What this means for you
- End-user / first home: a price cut on a GOLD- or STRONG-rated unit is the clean signal — you are buying quality the market briefly mispriced, not chasing a discount on a weak asset.
- Yield investor: pair the moves below with the unit's score and service-charge profile. Headline rent is meaningless until net of service charge — REAISALE folds that into the score so you are comparing like for like.
- Off-plan vs ready: ready units in dubai real estate let you lock today's price and start earning rent immediately; off-plan trades that certainty for a payment plan and developer upside. Neither is "better" — it depends on whether you are buying cash-flow or capital growth.
Track this live
This is the weekly read; the live feed is the real-time truth. Open the Properties feed to see every active, scored listing, or the Building DNA library to compare buildings the way institutions do — service-charge history, resale liquidity and rental depth, side by side.

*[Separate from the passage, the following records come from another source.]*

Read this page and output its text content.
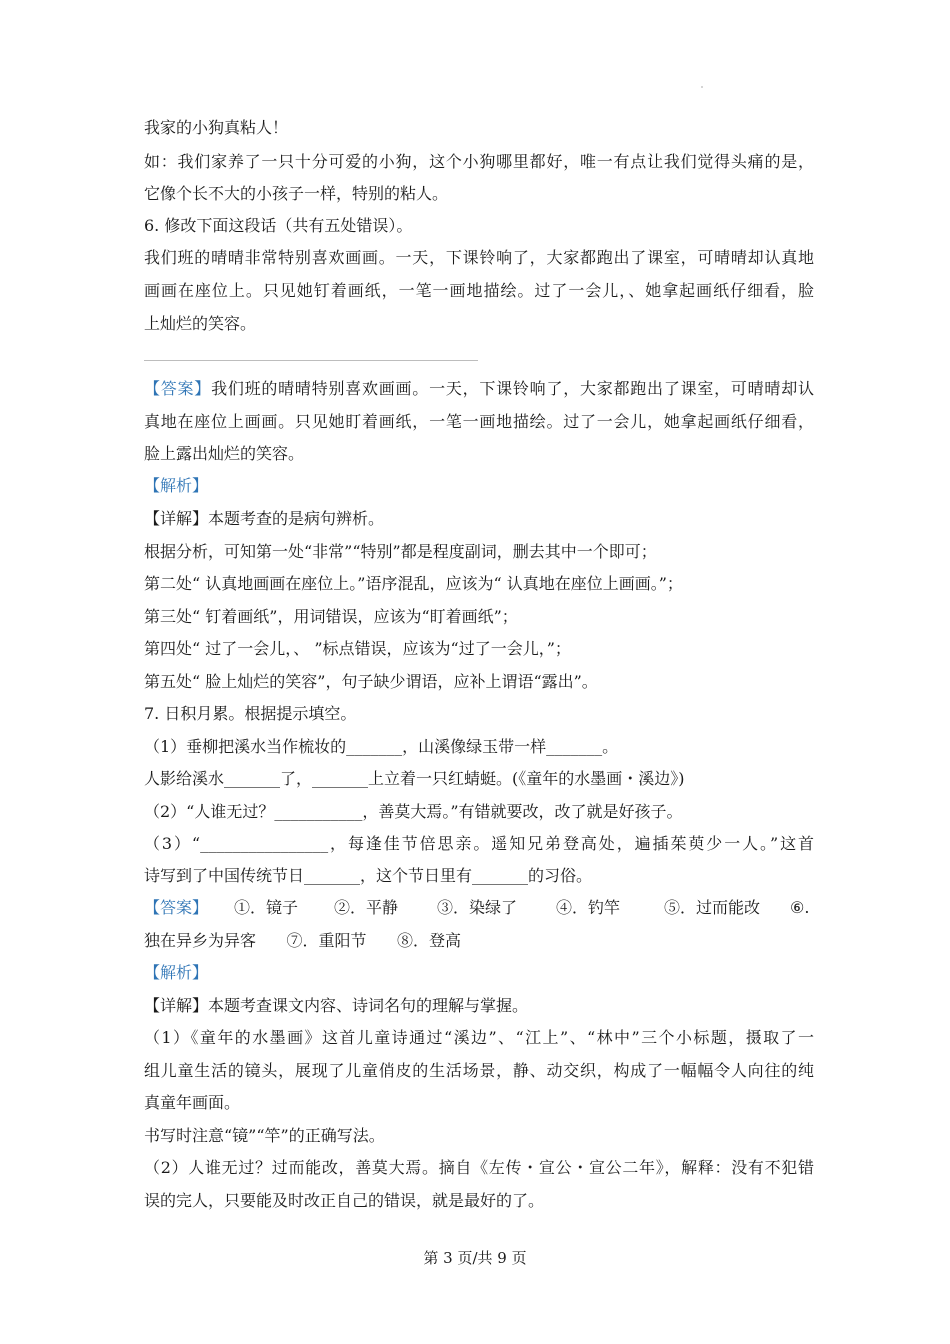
我家的小狗真粘人！
如：我们家养了一只十分可爱的小狗，这个小狗哪里都好，唯一有点让我们觉得头痛的是，
它像个长不大的小孩子一样，特别的粘人。
6. 修改下面这段话（共有五处错误）。
我们班的晴晴非常特别喜欢画画。一天，下课铃响了，大家都跑出了课室，可晴晴却认真地
画画在座位上。只见她钉着画纸，一笔一画地描绘。过了一会儿，、她拿起画纸仔细看，脸
上灿烂的笑容。
【答案】我们班的晴晴特别喜欢画画。一天，下课铃响了，大家都跑出了课室，可晴晴却认
真地在座位上画画。只见她盯着画纸，一笔一画地描绘。过了一会儿，她拿起画纸仔细看，
脸上露出灿烂的笑容。
【解析】
【详解】本题考查的是病句辨析。
根据分析，可知第一处“非常”“特别”都是程度副词，删去其中一个即可；
第二处“ 认真地画画在座位上。”语序混乱，应该为“ 认真地在座位上画画。”；
第三处“ 钉着画纸”，用词错误，应该为“盯着画纸”；
第四处“ 过了一会儿，、 ”标点错误，应该为“过了一会儿，”；
第五处“ 脸上灿烂的笑容”，句子缺少谓语，应补上谓语“露出”。
7. 日积月累。根据提示填空。
（1）垂柳把溪水当作梳妆的_______，山溪像绿玉带一样_______。
人影给溪水_______了，_______上立着一只红蜻蜓。(《童年的水墨画・溪边》)
（2）“人谁无过？___________，善莫大焉。”有错就要改，改了就是好孩子。
（3）“________________，每逢佳节倍思亲。遥知兄弟登高处，遍插茱萸少一人。”这首
诗写到了中国传统节日_______，这个节日里有_______的习俗。
【答案】 ①．镜子 ②．平静 ③．染绿了 ④．钓竿	⑤．过而能改 ⑥.
独在异乡为异客      ⑦．重阳节      ⑧．登高
【解析】
【详解】本题考查课文内容、诗词名句的理解与掌握。
（1）《童年的水墨画》这首儿童诗通过“溪边”、“江上”、“林中”三个小标题，摄取了一
组儿童生活的镜头，展现了儿童俏皮的生活场景，静、动交织，构成了一幅幅令人向往的纯
真童年画面。
书写时注意“镜”“竿”的正确写法。
（2）人谁无过？过而能改，善莫大焉。摘自《左传・宣公・宣公二年》，解释：没有不犯错
误的完人，只要能及时改正自己的错误，就是最好的了。
第 3 页/共 9 页
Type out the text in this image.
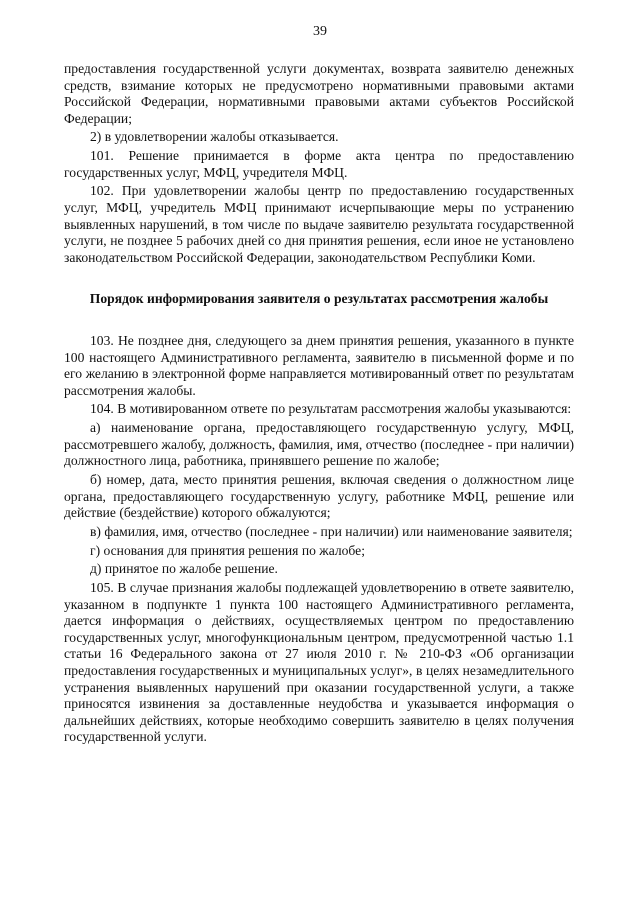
39

предоставления государственной услуги документах, возврата заявителю денежных средств, взимание которых не предусмотрено нормативными правовыми актами Российской Федерации, нормативными правовыми актами субъектов Российской Федерации;

2) в удовлетворении жалобы отказывается.

101. Решение принимается в форме акта центра по предоставлению государственных услуг, МФЦ, учредителя МФЦ.

102. При удовлетворении жалобы центр по предоставлению государственных услуг, МФЦ, учредитель МФЦ принимают исчерпывающие меры по устранению выявленных нарушений, в том числе по выдаче заявителю результата государственной услуги, не позднее 5 рабочих дней со дня принятия решения, если иное не установлено законодательством Российской Федерации, законодательством Республики Коми.

Порядок информирования заявителя о результатах рассмотрения жалобы

103. Не позднее дня, следующего за днем принятия решения, указанного в пункте 100 настоящего Административного регламента, заявителю в письменной форме и по его желанию в электронной форме направляется мотивированный ответ по результатам рассмотрения жалобы.

104. В мотивированном ответе по результатам рассмотрения жалобы указываются:

а) наименование органа, предоставляющего государственную услугу, МФЦ, рассмотревшего жалобу, должность, фамилия, имя, отчество (последнее - при наличии) должностного лица, работника, принявшего решение по жалобе;

б) номер, дата, место принятия решения, включая сведения о должностном лице органа, предоставляющего государственную услугу, работнике МФЦ, решение или действие (бездействие) которого обжалуются;

в) фамилия, имя, отчество (последнее - при наличии) или наименование заявителя;

г) основания для принятия решения по жалобе;

д) принятое по жалобе решение.

105. В случае признания жалобы подлежащей удовлетворению в ответе заявителю, указанном в подпункте 1 пункта 100 настоящего Административного регламента, дается информация о действиях, осуществляемых центром по предоставлению государственных услуг, многофункциональным центром, предусмотренной частью 1.1 статьи 16 Федерального закона от 27 июля 2010 г. № 210-ФЗ «Об организации предоставления государственных и муниципальных услуг», в целях незамедлительного устранения выявленных нарушений при оказании государственной услуги, а также приносятся извинения за доставленные неудобства и указывается информация о дальнейших действиях, которые необходимо совершить заявителю в целях получения государственной услуги.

The full six-factor methodology is published on the Intelligence page; nothing here is a black box.
Frequently asked
Is now a good time to buy in dubai real estate?
There is no single right answer for a whole district — that framing is how buyers overpay. The disciplined approach is to act at the level of the individual unit: a high Intelligence Score plus a fresh price cut is a buy signal regardless of where the cycle is, and a weak score is a pass even in a hot market.
Does REAISALE charge buyers?
No. The analytical layer — scores, signals, Building DNA and Deal Passports — is free for buyers. We are paid on the broker and partner side, which is why the analysis stays on the buyer's side of the table.
How current is this data?
The signals are captured continuously from live-feed diffs and reviewed by a human before publication. Scores recalculate as the underlying listings change, so the live feed is always more current than any single article — treat this as the weekly read and the feed as the real-time truth.